祭囃子も人々の笑顔も、笑い声も全て無視して、キッドとキラーは城に急いだ。後方にいるチョッパーは置き去りにして、ただ走った。急いで城に入り、ホーキンスの居る部屋に向かう。近づくにつれて、嗚咽が大きく聞こえて来た。

「おい待てキッド!キラー」

「まだ今は俺らに譲ってくれー!!」

そんな嘆願を無視し、時にしがみついてくる彼等を跳ね除け、キッドは彼女の居る部屋の障子戸を思いっきり開けた。その勢いで障子戸が外れた。

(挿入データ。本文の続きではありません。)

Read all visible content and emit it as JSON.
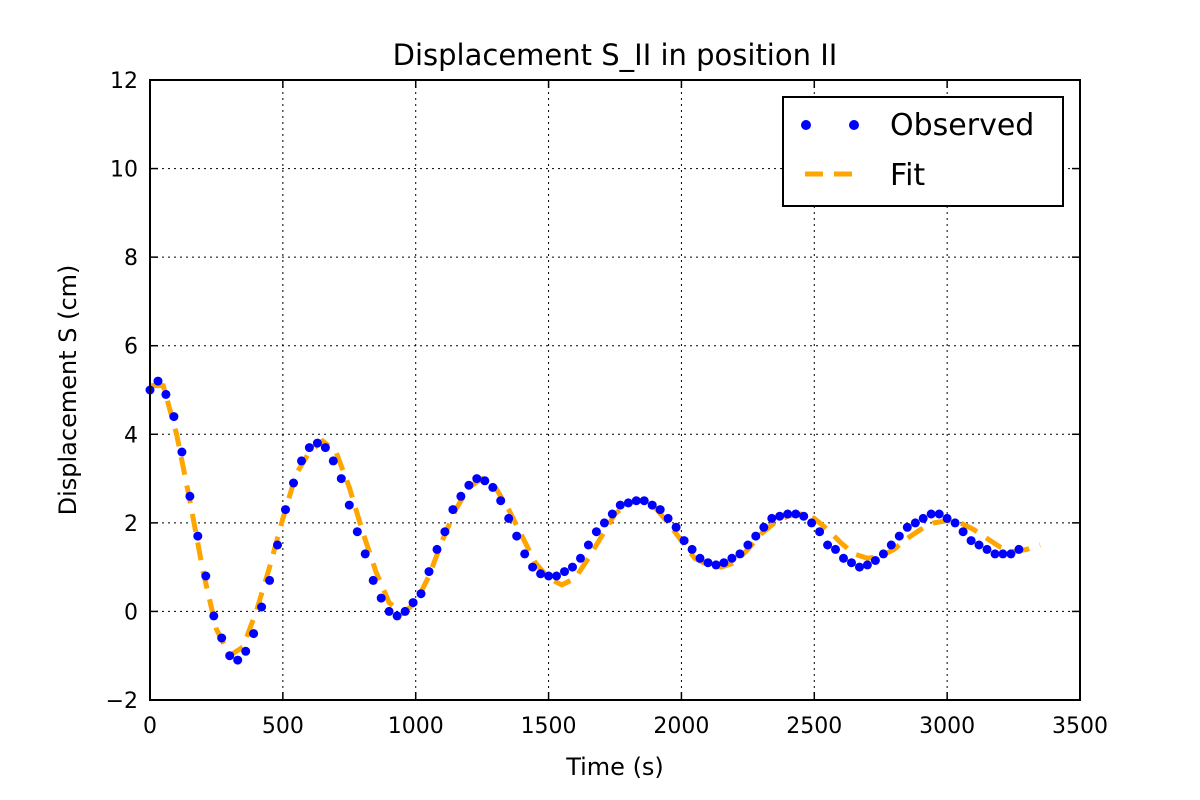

包帯はまだ取れていない。長く眠っていたにも関わらず、彼女はその身を起こしていた。ファウストが彼女の頬に擦り寄る、ミンク族のガルチューという挨拶を泣きながら行っていた。少しやつれた気もするが、その顔にはあの頃の、ころころと変わる表情が、誰もが魅力的だと思う笑顔が戻っていた。勢いよく戸が開いた、というより外れたので流石のホーキンスもその方向を見た。キッドとキラーの姿を捉えると、彼女は大きく目を開いた。

遅れて来たドレークを無視し、止めようとする彼女の船員達を払い除け、キッドとキラーは大切な人の身体を強く抱きしめた。